ここでは関連のあるドキュメント上位5件のIDをratingsに登録しています。
実際に実行してみると次のようなレスポンスが返ってきます。

{
  "metric_score" : 0.4,
  "details" : {
    "javascriptのフレームワークを探すクエリ例" : {
      "metric_score" : 0.4,
      "unrated_docs" : [
        {
          "_index" : "wiki",
          "_id" : "2828794"
        },
        {
          "_index" : "wiki",
          "_id" : "3447215"
        },
        {
          "_index" : "wiki",
          "_id" : "3609062"
        }
      ],
      "hits" : [
        {
          "hit" : {
            "_index" : "wiki",
            "_type" : "page",
            "_id" : "2828794",
            "_score" : 32.780136
          },
          "rating" : null
        },
        {
          "hit" : {
            "_index" : "wiki",
            "_type" : "page",
            "_id" : "3440787",
            "_score" : 32.139748
          },
          "rating" : 1
        },
        {
          "hit" : {
            "_index" : "wiki",
            "_type" : "page",
            "_id" : "3447215",
            "_score" : 31.709887
          },
          "rating" : null
        },
        {
          "hit" : {
            "_index" : "wiki",
            "_type" : "page",
            "_id" : "3609062",
            "_score" : 28.539764
          },
          "rating" : null
        },
        {
          "hit" : {
            "_index" : "wiki",
            "_type" : "page",
            "_id" : "3387491",
            "_score" : 28.265165
          },
          "rating" : 1
        }
      ],
      "metric_details" : {
        "precision" : {
          "relevant_docs_retrieved" : 2,
          "docs_retrieved" : 5
        }
      }
    }
  },
  "failures" : { }
}

"metric_score" : 0.4という結果から分かるように、適合率は40%、つまり5件中の2件のみが関連するドキュメントで、残りの3件は関連がない若しくはrateingされていないドキュメントということになります。

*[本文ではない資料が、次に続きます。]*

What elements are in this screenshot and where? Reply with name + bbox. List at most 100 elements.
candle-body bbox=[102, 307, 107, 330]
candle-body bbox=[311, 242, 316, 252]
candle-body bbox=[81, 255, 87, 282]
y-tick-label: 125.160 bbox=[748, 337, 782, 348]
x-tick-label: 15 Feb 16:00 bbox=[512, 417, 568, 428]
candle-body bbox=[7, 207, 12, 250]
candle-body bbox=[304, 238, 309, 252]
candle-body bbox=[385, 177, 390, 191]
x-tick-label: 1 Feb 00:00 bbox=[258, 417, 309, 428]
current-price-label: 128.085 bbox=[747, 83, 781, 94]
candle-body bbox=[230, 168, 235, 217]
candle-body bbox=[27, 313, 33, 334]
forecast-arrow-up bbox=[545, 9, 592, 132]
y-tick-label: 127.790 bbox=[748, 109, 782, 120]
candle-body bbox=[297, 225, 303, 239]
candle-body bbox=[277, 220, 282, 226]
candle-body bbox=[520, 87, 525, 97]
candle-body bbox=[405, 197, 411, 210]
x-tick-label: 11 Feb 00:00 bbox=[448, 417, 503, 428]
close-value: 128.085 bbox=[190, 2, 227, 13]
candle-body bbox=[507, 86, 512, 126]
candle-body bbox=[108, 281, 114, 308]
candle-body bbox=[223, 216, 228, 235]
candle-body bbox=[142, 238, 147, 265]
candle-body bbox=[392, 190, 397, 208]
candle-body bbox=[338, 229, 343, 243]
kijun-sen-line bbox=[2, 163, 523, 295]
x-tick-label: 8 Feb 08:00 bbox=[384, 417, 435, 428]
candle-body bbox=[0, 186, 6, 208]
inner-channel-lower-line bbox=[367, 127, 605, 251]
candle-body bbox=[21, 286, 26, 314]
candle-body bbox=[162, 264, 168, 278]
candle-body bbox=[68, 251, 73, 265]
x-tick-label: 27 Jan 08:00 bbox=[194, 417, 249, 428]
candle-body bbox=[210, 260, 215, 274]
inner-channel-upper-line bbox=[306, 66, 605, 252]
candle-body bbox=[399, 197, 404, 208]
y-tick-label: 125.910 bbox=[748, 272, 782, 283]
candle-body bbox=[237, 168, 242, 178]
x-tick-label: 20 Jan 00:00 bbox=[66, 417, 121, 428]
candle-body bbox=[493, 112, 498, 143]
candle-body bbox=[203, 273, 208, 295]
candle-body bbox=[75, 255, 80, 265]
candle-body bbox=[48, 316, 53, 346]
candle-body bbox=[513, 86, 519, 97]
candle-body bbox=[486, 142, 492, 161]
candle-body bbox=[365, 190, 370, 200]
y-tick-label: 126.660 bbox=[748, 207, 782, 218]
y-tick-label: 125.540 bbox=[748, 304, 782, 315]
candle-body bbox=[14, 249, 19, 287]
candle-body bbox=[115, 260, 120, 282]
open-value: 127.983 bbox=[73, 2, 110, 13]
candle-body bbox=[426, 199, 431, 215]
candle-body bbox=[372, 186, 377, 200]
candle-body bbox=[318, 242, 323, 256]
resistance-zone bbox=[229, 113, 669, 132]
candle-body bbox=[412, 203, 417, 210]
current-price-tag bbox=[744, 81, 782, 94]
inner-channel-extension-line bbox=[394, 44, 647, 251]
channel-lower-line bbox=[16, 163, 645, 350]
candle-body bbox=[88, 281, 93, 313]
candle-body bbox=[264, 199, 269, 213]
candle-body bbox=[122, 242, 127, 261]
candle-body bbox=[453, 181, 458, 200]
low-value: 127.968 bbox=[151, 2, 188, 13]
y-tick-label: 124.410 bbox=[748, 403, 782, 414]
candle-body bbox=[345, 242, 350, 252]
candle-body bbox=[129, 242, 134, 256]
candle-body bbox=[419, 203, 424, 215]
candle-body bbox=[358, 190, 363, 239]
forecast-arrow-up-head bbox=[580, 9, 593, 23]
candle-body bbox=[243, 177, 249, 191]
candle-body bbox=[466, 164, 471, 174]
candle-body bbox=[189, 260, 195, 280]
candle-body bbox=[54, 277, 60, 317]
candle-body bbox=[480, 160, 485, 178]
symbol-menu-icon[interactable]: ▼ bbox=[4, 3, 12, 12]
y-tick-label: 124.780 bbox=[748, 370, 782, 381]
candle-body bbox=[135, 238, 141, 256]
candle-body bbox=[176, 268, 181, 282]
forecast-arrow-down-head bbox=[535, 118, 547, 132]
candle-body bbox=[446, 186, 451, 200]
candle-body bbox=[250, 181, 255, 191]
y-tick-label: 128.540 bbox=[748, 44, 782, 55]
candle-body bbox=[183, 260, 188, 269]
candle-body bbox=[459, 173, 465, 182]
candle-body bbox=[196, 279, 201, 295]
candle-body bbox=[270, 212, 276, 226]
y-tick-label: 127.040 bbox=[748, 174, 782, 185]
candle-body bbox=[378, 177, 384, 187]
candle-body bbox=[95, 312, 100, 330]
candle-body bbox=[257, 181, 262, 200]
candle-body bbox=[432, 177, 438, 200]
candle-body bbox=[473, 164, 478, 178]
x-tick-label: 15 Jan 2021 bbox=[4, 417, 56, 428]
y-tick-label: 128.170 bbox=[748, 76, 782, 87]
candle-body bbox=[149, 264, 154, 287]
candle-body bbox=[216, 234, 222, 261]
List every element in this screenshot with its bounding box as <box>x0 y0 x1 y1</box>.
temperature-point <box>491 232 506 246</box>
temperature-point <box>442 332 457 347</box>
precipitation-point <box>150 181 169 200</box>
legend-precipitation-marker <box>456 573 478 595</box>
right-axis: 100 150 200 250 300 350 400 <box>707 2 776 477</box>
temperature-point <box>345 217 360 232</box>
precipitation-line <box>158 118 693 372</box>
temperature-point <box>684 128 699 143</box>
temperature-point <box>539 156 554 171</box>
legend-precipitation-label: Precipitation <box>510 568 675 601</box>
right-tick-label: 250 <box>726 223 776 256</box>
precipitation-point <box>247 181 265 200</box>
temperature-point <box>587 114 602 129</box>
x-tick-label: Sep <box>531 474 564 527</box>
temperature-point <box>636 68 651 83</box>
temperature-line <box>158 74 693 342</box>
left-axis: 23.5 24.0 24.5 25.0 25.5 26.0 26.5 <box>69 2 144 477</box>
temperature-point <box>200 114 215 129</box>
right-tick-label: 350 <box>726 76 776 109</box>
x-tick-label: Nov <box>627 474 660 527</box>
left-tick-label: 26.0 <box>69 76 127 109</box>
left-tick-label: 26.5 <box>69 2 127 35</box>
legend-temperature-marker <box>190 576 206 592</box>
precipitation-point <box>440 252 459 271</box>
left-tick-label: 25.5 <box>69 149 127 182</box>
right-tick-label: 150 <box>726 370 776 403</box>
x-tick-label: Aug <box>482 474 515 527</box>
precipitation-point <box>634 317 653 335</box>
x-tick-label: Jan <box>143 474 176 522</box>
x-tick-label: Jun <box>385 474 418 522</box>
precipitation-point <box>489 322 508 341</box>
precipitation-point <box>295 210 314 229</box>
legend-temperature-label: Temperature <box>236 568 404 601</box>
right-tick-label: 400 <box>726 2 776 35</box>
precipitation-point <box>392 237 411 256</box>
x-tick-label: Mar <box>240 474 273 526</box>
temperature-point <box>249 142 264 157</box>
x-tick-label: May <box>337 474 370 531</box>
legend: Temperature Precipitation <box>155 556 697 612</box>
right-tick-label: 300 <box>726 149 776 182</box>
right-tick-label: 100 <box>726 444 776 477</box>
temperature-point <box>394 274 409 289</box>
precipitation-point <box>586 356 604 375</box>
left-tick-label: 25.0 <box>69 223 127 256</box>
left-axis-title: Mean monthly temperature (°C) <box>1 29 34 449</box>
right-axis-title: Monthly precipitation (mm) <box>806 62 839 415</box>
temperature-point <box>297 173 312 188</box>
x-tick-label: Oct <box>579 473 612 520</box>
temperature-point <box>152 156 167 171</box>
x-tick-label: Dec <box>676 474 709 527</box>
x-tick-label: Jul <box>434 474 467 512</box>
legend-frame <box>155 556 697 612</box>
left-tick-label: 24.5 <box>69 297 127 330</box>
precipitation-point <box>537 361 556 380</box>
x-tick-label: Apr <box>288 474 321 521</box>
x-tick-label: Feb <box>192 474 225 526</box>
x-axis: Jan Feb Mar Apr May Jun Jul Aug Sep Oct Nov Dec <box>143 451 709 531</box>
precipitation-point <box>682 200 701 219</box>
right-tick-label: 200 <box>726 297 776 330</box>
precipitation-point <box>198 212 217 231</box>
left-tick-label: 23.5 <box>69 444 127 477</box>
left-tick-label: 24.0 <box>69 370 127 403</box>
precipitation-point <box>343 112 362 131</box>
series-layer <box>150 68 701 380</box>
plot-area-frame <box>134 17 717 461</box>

実際、unrated_docsというブロックを見ると、3件のドキュメントが入っています。
これは、想定していなかった(リクエスト時にrating指定していなかった)ドキュメントが、検索結果の上位5件に入ってきたことを意味します。
ドキュメントを確認してみたところ、「Vue.js」「Angular.js」などの他に、「シングルページアプリケーション」などがヒットしていました。

今回のケースでは、「シングルページアプリケーション」よりも上位に来て欲しい他のフレームワークなどもありました。
実際には、ここからanalyzerやscoringなどを調整して理想の検索結果に近づくようチューニングをしてゆくことになるでしょう。
その時に再びRanking Evaluation APIを利用して精度が上がったかどうかを客観的数値で測ることができます。
今回の記事の中では、長くなってしまうためチューニングについては割愛します。

さて、ここまでRanking Evaluation APIの使い方を簡単に説明してきました。
真面目に検索システムとして評価するとなると、通常は1つのクエリだけでなく、複数のクエリを用いて総合的に評価するでしょうし、ratingに関してもより網羅性を上げる必要があると思います。ただ、全ドキュメントにレートをつけるのは現実的ではないので、通常はどの程度までratingするものなのか、詳しい人がいたら是非話してみたいものです。

まとめ

  • Ranking Evaluation APIを使って、検索システムとしての定量的評価ができる
  • 事前のRatingなど、テストデータセットの準備が手間

以上です。ツッコミ等あれば是非お願いいたします。
お読みいただきありがとうございました。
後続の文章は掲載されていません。